Heartbeats are only supported in legacy agent architectures (memgpt_agent, memgpt_v2_agent).

The current architecture (letta_v1_agent) does not use heartbeats. For multi-step execution, use explicit prompting or tool rules. See migration guide →

Heartbeats are a mechanism that enables legacy Letta agents to chain multiple tool calls together in a single execution loop. The term “heartbeat” was coined in the MemGPT paper, and since the Letta codebase evolved from the original MemGPT codebase (same authors), heartbeats were a core part of the early agent loop.

How heartbeats work

Every tool in legacy agents automatically receives an additional parameter called request_heartbeat, which defaults to false. When an agent sets this parameter to true, it signals to the Letta server that it wants to continue executing after the current tool call completes.

Technical implementation

When the Letta server detects that request_heartbeat=true, it:

  1. Completes the current tool execution
  2. Restarts the agent loop with a system message acknowledging the heartbeat request
  3. Allows the agent to continue with an additional tool calls

This enables agents to perform complex, multi-step operations without requiring explicit user intervention between steps.

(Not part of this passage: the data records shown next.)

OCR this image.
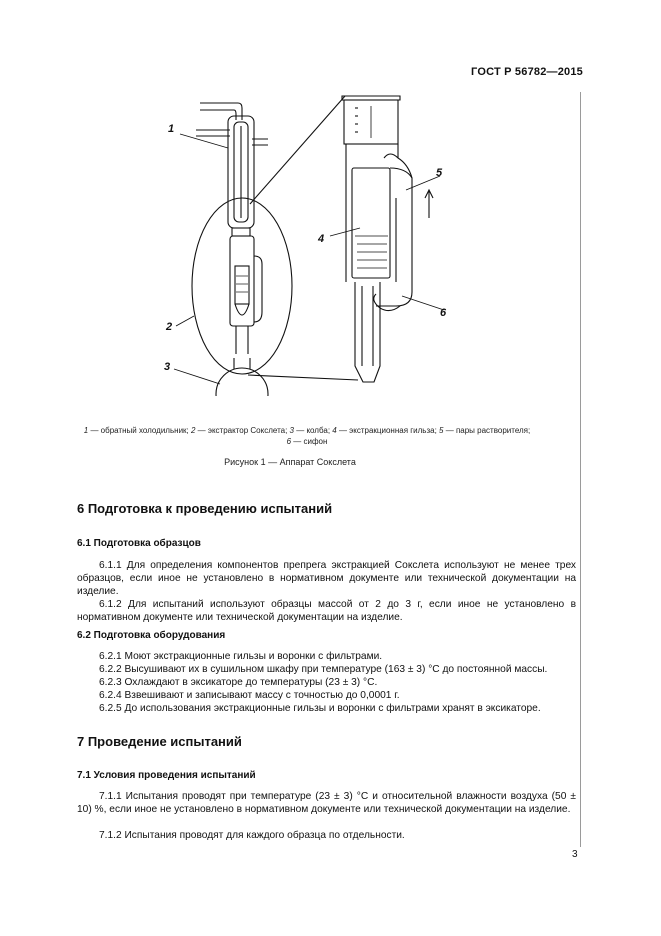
ГОСТ Р 56782—2015
1
2
3
4
5
6
1 — обратный холодильник; 2 — экстрактор Сокслета; 3 — колба; 4 — экстракционная гильза; 5 — пары растворителя;
6 — сифон
Рисунок 1 — Аппарат Сокслета
6 Подготовка к проведению испытаний
6.1 Подготовка образцов
6.1.1 Для определения компонентов препрега экстракцией Сокслета используют не менее трех образцов, если иное не установлено в нормативном документе или технической документации на изделие.
6.1.2 Для испытаний используют образцы массой от 2 до 3 г, если иное не установлено в нормативном документе или технической документации на изделие.
6.2 Подготовка оборудования
6.2.1 Моют экстракционные гильзы и воронки с фильтрами.
6.2.2 Высушивают их в сушильном шкафу при температуре (163 ± 3) °С до постоянной массы.
6.2.3 Охлаждают в эксикаторе до температуры (23 ± 3) °С.
6.2.4 Взвешивают и записывают массу с точностью до 0,0001 г.
6.2.5 До использования экстракционные гильзы и воронки с фильтрами хранят в эксикаторе.
7 Проведение испытаний
7.1 Условия проведения испытаний
7.1.1 Испытания проводят при температуре (23 ± 3) °С и относительной влажности воздуха (50 ± 10) %, если иное не установлено в нормативном документе или технической документации на изделие.
7.1.2 Испытания проводят для каждого образца по отдельности.
3
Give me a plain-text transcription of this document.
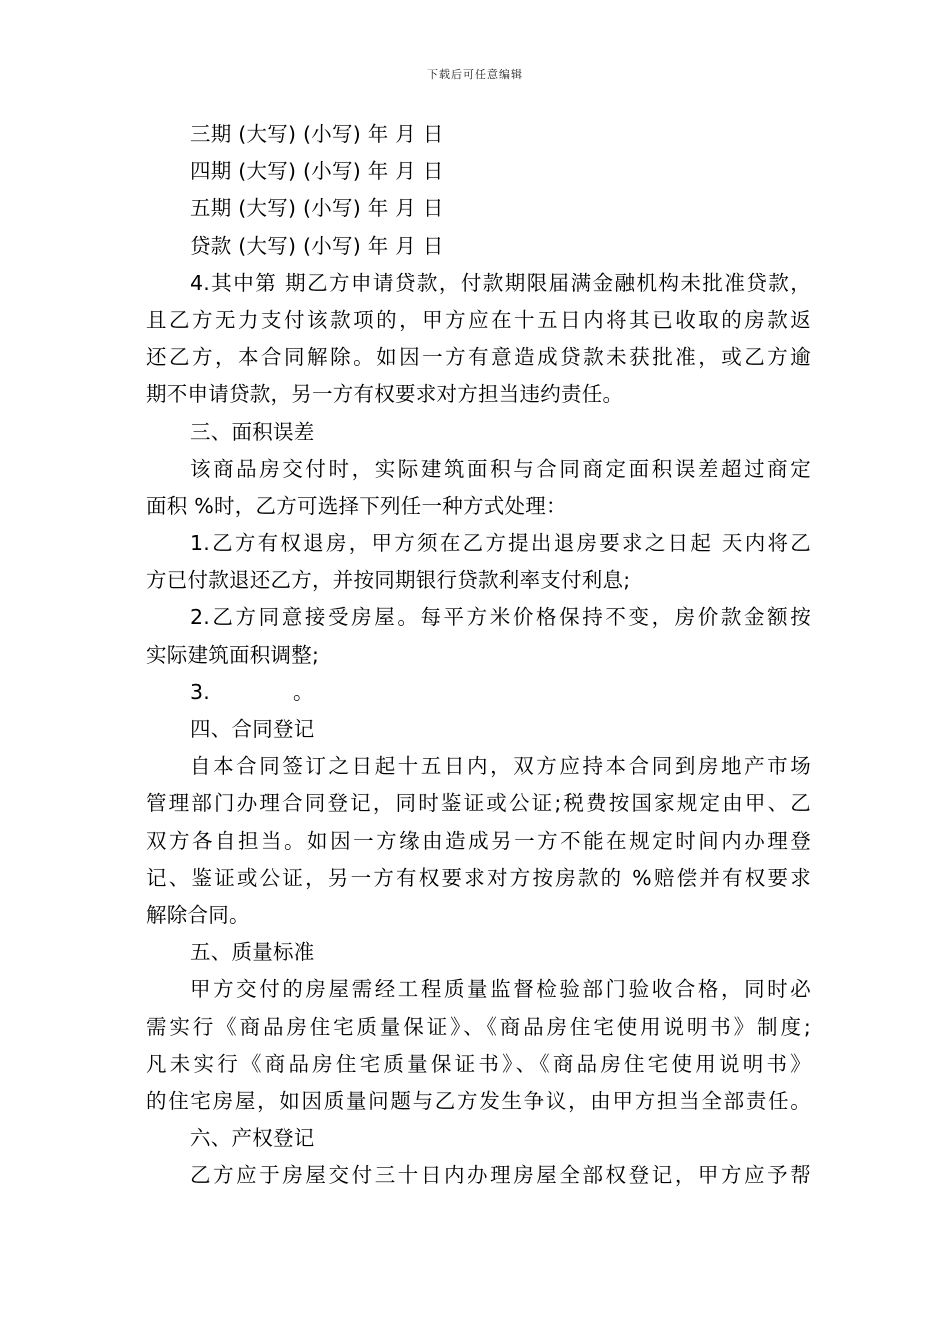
下载后可任意编辑
三期 (大写) (小写) 年 月 日
四期 (大写) (小写) 年 月 日
五期 (大写) (小写) 年 月 日
贷款 (大写) (小写) 年 月 日
4.其中第 期乙方申请贷款，付款期限届满金融机构未批准贷款，
且乙方无力支付该款项的，甲方应在十五日内将其已收取的房款返
还乙方，本合同解除。如因一方有意造成贷款未获批准，或乙方逾
期不申请贷款，另一方有权要求对方担当违约责任。
三、面积误差
该商品房交付时，实际建筑面积与合同商定面积误差超过商定
面积 %时，乙方可选择下列任一种方式处理：
1.乙方有权退房，甲方须在乙方提出退房要求之日起 天内将乙
方已付款退还乙方，并按同期银行贷款利率支付利息;
2.乙方同意接受房屋。每平方米价格保持不变，房价款金额按
实际建筑面积调整;
3.　　　　。
四、合同登记
自本合同签订之日起十五日内，双方应持本合同到房地产市场
管理部门办理合同登记，同时鉴证或公证;税费按国家规定由甲、乙
双方各自担当。如因一方缘由造成另一方不能在规定时间内办理登
记、鉴证或公证，另一方有权要求对方按房款的 %赔偿并有权要求
解除合同。
五、质量标准
甲方交付的房屋需经工程质量监督检验部门验收合格，同时必
需实行《商品房住宅质量保证》、《商品房住宅使用说明书》制度;
凡未实行《商品房住宅质量保证书》、《商品房住宅使用说明书》
的住宅房屋，如因质量问题与乙方发生争议，由甲方担当全部责任。
六、产权登记
乙方应于房屋交付三十日内办理房屋全部权登记，甲方应予帮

Automatic heartbeats on failure

If a tool call fails at runtime, legacy agents automatically generate a heartbeat. This gives the agent an opportunity to handle the error and potentially retry the operation with different parameters or take alternative actions.

Viewing heartbeats in the ADE

In the Agent Development Environment (ADE), heartbeat requests are visible for all agent messages. When a tool is called with request_heartbeat=true, you’ll see a heartbeat indicator next to the tool call, making it easy to track when an agent is proactively chaining operations together.